Разумеется, Лена не могла рассказать всей правды. Что устала от здоровающихся с ней дворовых пьяниц, от их почему-то виноватого вида, факт знакомства с несколькими из них почему-то стал угнетать быстрее, чем она это ожидала. Она с удивленной злостью отмечала, что они не забывают, что Лена с ними знакома. Устала здороваться с участковым, который всегда приветливо кивал, приветливо здоровался с ней его сын, вроде и вовсе не глядевший в ее сторону, когда Лена была у них в гостях. Жена участкового так и вовсе долгом своим считала расспрашивать Лену о делах и делиться рассказами о делах собственных, может быть, рассказывала всегда одно и то же, Лена не знала, стоило жене участкового заговорить — внимание отказывало Лене, почти сразу превращало слова женщины в словесный ровный шум, доносившийся как бы из-под воды. Докучливая болтовня женщины, в принципе, была переносима, а вот при виде участкового и его сына, будто рифмовавшихся со Снаружем и его сыном, Лена чувствовала тоску, похожую на мерный ход винта Архимеда где-то в районе солнечного сплетения.
Родителям жениха она сказала, что захотела жить в большом городе. Была это отчасти правда. Родители рассмеялись, потому как оказалось, что за пределы района не вылезали они уже лет пять, а если и выбирались — то лишь на дачку. «А тут сама видишь. Я в Тагиле бывал, — сказал будущий свекор, — те же домики, желтой краской покрашенные. Трамвайчики бегают, даже несколько мест есть, где может показаться, что к вам на УВЗ едешь: та же зелень, заборы какие-то деревянные».
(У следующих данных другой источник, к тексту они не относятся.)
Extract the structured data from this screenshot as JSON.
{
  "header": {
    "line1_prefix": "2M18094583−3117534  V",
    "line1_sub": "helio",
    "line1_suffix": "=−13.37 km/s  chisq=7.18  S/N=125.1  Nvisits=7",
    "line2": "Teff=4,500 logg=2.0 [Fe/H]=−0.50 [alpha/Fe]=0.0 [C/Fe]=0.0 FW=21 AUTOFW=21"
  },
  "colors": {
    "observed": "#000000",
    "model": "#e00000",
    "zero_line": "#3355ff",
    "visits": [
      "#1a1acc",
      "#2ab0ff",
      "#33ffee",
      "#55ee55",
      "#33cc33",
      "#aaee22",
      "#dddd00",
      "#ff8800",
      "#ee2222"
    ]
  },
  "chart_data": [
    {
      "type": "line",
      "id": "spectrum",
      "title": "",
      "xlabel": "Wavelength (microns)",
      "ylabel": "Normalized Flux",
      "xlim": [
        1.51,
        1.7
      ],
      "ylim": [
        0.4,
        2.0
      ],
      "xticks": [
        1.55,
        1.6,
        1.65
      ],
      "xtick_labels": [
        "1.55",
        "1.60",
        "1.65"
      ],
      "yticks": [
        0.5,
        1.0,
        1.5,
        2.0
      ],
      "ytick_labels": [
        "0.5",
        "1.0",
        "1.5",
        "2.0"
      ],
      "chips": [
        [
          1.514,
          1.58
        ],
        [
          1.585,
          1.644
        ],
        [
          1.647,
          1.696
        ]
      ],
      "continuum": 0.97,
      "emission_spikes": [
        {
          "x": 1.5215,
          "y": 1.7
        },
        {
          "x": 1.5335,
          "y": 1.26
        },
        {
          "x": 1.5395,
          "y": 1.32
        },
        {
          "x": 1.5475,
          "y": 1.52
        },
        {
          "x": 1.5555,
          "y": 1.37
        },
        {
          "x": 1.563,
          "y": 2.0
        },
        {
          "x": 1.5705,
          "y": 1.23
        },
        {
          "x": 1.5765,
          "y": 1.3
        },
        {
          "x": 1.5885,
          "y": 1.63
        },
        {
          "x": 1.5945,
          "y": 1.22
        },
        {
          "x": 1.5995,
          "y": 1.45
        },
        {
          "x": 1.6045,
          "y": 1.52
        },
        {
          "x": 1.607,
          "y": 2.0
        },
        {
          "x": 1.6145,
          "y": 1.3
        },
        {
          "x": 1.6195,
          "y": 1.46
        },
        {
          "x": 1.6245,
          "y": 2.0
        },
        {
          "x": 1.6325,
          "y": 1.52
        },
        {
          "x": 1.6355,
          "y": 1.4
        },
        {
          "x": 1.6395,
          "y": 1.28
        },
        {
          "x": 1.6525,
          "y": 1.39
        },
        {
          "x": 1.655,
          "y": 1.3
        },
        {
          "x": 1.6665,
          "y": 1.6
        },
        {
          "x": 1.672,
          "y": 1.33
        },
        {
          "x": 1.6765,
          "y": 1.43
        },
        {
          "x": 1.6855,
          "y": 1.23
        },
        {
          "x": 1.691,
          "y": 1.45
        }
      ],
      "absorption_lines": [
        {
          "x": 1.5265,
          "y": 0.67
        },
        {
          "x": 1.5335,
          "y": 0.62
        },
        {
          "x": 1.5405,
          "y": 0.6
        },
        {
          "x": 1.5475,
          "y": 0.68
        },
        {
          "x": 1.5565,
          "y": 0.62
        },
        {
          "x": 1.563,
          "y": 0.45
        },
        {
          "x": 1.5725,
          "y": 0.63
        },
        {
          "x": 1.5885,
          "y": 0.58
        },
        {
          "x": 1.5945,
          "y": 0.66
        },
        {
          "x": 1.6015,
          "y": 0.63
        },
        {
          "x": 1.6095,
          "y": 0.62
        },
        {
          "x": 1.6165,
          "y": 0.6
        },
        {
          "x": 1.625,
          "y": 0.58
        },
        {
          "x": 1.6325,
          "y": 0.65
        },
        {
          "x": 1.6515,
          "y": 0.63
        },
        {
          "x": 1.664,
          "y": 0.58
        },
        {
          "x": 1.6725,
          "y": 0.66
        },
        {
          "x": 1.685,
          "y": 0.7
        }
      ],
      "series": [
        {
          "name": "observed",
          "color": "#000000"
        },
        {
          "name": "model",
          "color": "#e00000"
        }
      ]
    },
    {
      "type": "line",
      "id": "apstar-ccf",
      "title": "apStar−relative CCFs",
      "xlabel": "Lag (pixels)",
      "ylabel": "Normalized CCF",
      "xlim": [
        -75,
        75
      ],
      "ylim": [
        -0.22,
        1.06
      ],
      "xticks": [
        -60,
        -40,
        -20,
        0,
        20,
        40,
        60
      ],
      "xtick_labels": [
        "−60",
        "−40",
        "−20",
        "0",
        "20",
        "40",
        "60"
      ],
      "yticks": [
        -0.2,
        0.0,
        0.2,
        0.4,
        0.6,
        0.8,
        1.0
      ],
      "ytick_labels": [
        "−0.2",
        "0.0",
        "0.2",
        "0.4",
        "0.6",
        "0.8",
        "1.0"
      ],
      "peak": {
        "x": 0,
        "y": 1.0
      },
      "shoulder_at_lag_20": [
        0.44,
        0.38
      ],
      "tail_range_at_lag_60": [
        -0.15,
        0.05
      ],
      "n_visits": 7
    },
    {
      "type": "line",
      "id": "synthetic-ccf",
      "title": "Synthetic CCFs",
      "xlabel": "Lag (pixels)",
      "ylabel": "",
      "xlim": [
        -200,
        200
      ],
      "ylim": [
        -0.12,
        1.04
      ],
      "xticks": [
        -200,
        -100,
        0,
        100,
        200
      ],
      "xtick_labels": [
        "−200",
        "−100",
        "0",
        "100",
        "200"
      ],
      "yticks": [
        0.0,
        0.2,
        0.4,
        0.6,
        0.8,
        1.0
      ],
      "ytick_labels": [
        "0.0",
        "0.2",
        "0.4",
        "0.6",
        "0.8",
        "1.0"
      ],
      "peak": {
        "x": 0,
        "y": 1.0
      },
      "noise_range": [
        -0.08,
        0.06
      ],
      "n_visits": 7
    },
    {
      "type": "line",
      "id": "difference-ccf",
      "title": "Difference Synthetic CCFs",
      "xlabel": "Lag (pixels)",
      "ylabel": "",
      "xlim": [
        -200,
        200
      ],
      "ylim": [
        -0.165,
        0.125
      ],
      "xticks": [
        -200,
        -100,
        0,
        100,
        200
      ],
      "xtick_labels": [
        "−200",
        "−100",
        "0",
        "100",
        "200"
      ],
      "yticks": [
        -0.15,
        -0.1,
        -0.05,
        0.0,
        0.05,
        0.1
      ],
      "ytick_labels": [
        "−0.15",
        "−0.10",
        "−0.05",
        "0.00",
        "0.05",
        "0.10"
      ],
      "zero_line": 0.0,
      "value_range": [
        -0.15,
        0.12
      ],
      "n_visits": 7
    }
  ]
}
Соврать насчет того, что у нее уже нет родителей, Лена тоже не решилась, притом что велико было искушение заживо похоронить маму, чтобы не выныривали потом лишние вопросы, попытки познакомиться поближе. Все равно в Екатеринбурге жили еще двоюродная сестра Лены и дядя по отцу, правда все равно вывалилась наружу, а так — мама сама прекрасно себя потом показала накануне свадьбы. Неплохо она отыгралась на Лене, когда узнала, что Лена собирается переезжать, но зрителей этому спектаклю, кроме Лены, не нашлось, а в пересказе, даже если бы Лена решилась кому-нибудь пересказать это, действо теряло часть колорита.
«Делай, что хочешь, дорогая, — лениво сказала мама, когда Лена ей позвонила, — квартира твоя. Но учти: если тебя обманут и ты без денег и дома останешься, я тебя жить к нам не пущу».
На такое предупреждение — здравое и рациональное — обижаться не стоило, просто в нем содержалась не столько попытка остановить Лену от необдуманного шага, сколько именно злорадное желание, чтобы Лену именно обманули, потому что Лену окружали умные люди, а сама Лена была глупа, дескать, туда ей и дорога — внучке своей бабушки, годам тягостной жизни. Вполне возможно, что такого смысла мама в свои слова не вкладывала, но Лена поняла их именно так.